What is the truth, scientifically, about cesarean section? Compare what you are told with the following scientifically documented information. Again, while getting information on this major surgical procedure, the first question is, "How safe is cesarean section?" Always beware of any attempts to pooh-pooh the question or downplay the risks. We are talking about major abdominal surgery that carries major risks. Starting with the risks to the woman, she has a four to eight times greater chance of dying from a cesarean section than she does giving birth through her vagina. Even a routine, scheduled cesarean section with no medical complication as the reason for the surgery carries a two times greater risk that the woman will die from the surgery.
Even if the woman does not die, she is at risk for many serious complications from the surgery, such as the accidental cutting of her bladder or other internal organs and a 20 percent chance she will get an infection as a result of the surgery. Since the woman often gets a fever with this infection, her fever necessitates a fever diagnostic work-up of her infant, with blood tests and even spinal tap of the baby.

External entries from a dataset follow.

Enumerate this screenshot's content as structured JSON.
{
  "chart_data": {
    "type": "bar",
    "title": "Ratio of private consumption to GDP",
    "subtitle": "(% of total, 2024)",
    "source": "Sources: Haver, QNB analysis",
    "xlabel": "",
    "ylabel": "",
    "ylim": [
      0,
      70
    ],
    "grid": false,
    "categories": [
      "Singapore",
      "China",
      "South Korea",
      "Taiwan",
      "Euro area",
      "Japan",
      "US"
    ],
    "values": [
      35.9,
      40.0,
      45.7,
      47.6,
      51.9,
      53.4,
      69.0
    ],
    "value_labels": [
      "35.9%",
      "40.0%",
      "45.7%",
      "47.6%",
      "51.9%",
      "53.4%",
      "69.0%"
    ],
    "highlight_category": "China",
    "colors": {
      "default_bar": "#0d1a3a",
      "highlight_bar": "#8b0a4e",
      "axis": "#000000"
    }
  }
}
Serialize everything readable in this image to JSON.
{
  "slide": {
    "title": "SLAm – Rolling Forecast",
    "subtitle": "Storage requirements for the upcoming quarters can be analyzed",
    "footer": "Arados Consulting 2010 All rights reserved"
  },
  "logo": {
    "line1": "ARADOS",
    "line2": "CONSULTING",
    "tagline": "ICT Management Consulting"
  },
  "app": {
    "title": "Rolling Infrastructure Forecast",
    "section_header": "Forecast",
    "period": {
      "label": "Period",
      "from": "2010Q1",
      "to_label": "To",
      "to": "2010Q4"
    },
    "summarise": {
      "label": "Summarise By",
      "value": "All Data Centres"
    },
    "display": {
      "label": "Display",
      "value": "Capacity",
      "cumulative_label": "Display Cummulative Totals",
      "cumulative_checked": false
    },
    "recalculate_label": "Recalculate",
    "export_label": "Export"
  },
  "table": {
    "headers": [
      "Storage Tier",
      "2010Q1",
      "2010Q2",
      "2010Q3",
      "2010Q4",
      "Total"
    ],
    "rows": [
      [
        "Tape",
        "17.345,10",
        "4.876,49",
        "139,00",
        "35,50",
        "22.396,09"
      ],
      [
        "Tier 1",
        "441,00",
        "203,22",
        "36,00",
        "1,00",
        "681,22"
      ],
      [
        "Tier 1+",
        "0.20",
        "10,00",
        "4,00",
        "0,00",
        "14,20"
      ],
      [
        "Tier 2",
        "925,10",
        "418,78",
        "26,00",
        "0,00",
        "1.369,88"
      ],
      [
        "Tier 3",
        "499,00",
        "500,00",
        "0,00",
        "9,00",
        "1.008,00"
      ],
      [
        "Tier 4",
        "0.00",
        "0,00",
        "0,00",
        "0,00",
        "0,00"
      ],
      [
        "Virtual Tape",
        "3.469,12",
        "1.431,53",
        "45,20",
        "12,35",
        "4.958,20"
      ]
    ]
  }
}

Having a cesarean birth also affects the future reproductive possibilities of the woman, because having a cesarean section means she has a decreased chance of ever getting pregnant again. And if she does get pregnant again, she is at higher risk that her pregnancy will occur outside her womb, a condition that will never result in a live baby and is life threatening for the woman. If in her subsequent pregnancies she succeeds in making it to the end of pregnancy and goes into labor, she is also at higher risk of two serious complications during the birth, both of which can threaten her own life and the life of the baby: a placenta that blocks the outlet for the baby or a placenta that detaches itself before the baby is born.
While some women might be willing to take risks with their own body, it would be very hard to find a woman willing to take risks with the life or health of her baby just for her own convenience or to avoid labor pain. So the following risks to the baby born by cesarean section are of great importance. There is about a 5 percent chance that when the surgeon cuts into the woman's body during a cesarean section, the knife will accidentally also cut her baby. Because all the water is not squeezed out of the baby's lungs as is normally done during a vaginal birth, more babies born after cesarean section develop serious respiratory distress syndrome, one of the biggest killers of newborn babies. Because doctors are not as good as they would like to be in estimating, even with ultrasound, the baby's gestational age—i.e., whether the pregnancy has gone long enough—too often a cesarean section is done too soon, resulting in a premature birth. Prematurity is a big killer of newborn babies and also carries a higher risk of brain damage to the baby. It is difficult to imagine that a woman who has been given full information on these risks to herself and her baby would still choose a cesarean section when there is no serious medical reason for it. Obstetricians have jumped on the "woman's choice" bandwagon, which in many ways is a good thing except for the tendency to push women's choice only for things the obstetricians want to do anyway. For example, for years the scientific evidence has favored vaginal birth after an earlier cesarean section (called VBAC) rather than a repeat cesarean section. Doctors, however, have never really pushed VBAC, but instead emphasize a repeat cesarean. Pushing women to have the right to choose major surgery for which there is no medical indication is ridiculous as well as dangerous. It has been established legally and ethically that patients have the right to refuse treatment even when medically indicated, but patients have never had the right to choose medical or surgical treatment that is not indicated. Doctors are under no obligation to do unjustified major surgery. Women's "choice" is clearly limited to medically valid options.